The Packers have epitomized that style in recent years, and coach Mike McCarthy embraces it.
“Running the football is important, but at the end of the day, the offense’s responsibility is scoring points,” McCarthy said Wednesday regarding the perceived decline of the run game, via Packers.com. “You have to score as many points as you can. . . . I don’t play keep away. I want to play as fast as we can, throw as many punches as we can and beat you as bad as we can.”
In Green Bay, that approach arguably is a necessity, since the defense has been not so good in recent years. The emphasis on scoring points arguably has put more pressure on the team’s defense.
“What you do has to complement whatever your team’s philosophy is. It has to tie in with the head coach’s philosophy.
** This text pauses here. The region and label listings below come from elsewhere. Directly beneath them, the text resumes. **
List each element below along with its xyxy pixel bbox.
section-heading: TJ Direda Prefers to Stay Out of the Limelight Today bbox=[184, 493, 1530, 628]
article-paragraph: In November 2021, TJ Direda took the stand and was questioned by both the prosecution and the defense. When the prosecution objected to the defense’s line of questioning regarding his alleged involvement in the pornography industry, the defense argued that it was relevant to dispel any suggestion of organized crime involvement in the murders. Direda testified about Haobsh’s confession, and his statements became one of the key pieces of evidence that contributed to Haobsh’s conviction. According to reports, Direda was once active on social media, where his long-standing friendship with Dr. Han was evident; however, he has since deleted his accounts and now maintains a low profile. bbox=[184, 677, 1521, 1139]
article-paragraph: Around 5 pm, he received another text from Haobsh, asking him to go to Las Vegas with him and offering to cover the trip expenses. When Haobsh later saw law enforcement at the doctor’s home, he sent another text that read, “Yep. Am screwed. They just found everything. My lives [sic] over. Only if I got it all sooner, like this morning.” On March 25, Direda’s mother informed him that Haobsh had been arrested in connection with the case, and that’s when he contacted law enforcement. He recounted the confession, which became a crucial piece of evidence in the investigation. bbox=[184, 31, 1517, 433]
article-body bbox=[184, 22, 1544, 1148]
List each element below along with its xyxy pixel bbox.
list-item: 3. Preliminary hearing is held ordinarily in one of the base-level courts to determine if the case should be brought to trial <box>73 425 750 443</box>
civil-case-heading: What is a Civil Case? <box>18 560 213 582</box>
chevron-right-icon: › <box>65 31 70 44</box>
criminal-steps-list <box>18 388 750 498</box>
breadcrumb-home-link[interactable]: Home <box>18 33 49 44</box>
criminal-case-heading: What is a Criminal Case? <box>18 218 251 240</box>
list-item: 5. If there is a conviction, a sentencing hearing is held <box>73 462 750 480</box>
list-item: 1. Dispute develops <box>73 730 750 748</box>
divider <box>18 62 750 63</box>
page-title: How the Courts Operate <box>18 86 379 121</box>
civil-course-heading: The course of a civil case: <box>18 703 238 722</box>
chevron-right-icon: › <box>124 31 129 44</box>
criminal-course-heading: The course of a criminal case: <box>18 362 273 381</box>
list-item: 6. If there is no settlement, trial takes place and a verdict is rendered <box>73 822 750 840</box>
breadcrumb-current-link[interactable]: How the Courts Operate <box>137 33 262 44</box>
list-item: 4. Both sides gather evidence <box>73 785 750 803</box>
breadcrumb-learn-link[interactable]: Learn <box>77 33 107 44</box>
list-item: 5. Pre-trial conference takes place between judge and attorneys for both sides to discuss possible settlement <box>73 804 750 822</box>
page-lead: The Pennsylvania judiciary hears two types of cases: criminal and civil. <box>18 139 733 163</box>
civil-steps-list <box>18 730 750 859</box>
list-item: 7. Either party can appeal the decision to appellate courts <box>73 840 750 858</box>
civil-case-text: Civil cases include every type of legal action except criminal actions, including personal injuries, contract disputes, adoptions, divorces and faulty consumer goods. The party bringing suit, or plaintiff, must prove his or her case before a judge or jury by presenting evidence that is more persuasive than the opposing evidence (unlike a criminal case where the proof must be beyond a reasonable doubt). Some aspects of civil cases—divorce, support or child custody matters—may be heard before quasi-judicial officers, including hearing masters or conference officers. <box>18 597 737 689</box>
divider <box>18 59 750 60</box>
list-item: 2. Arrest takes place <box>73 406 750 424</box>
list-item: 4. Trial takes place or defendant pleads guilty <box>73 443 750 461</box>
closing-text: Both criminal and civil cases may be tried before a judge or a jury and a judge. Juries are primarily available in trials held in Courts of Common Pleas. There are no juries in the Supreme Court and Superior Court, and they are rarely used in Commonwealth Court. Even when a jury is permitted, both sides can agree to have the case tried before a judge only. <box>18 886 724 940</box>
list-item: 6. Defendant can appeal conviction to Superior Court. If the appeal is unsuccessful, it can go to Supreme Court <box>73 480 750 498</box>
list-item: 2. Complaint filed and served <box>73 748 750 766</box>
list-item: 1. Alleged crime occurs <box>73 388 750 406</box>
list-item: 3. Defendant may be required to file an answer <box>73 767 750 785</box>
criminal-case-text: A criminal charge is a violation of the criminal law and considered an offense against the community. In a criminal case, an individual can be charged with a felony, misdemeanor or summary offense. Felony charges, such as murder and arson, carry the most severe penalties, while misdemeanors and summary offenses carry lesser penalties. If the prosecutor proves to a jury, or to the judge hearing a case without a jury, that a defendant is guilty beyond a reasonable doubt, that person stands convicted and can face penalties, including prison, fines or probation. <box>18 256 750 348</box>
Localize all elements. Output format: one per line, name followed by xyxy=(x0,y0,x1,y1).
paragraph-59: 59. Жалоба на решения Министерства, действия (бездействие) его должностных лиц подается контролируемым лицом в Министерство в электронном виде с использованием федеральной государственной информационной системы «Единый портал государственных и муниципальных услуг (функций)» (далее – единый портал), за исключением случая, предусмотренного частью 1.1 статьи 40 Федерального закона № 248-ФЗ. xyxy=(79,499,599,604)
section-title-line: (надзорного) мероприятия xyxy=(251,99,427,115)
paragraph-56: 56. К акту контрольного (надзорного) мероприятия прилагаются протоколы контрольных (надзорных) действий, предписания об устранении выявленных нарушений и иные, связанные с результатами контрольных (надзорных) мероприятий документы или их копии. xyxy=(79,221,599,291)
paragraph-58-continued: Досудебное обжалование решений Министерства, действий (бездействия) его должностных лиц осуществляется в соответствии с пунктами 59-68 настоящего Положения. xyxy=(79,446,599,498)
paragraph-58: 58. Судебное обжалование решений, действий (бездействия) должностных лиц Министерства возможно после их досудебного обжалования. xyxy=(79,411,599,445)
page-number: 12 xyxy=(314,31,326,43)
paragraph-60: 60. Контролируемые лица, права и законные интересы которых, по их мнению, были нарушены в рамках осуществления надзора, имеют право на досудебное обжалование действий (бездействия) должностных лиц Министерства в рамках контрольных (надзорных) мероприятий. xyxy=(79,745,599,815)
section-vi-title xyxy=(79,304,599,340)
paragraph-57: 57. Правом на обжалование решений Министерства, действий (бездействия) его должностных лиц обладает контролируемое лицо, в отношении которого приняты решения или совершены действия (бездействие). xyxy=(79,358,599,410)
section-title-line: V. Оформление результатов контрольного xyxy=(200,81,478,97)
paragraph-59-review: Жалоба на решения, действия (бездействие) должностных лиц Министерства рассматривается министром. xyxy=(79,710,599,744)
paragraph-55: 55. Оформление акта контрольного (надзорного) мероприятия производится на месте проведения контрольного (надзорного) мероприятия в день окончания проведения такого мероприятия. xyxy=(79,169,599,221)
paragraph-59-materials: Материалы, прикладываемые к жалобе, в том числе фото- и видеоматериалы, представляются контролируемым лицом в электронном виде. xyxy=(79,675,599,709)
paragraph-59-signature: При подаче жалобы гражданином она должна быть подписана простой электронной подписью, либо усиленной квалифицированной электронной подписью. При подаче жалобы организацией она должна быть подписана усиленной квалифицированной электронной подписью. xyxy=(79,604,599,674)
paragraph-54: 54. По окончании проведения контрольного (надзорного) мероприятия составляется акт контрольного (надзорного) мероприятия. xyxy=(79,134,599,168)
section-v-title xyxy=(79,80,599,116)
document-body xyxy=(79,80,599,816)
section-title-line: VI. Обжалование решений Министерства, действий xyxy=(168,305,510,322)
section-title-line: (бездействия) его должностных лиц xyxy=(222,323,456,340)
When you have a quarterback like Aaron [Rodgers], you’re going to try to play to the strength of your personnel,” defensive coordinator Dom Capers said.
And so the goal has become creating turnovers.
“Our No. 1 goal is always going to be to lead the league in scoring defense. We’ve got to create more fumbles,” Capers said.
Ultimately, they’ve got to allow fewer points. In so doing, they need to figure out how to stop the read option, which the 49ers used in the playoffs last year to bury the Packers, prompting strong opinions that someone other than Capers should be running the defense.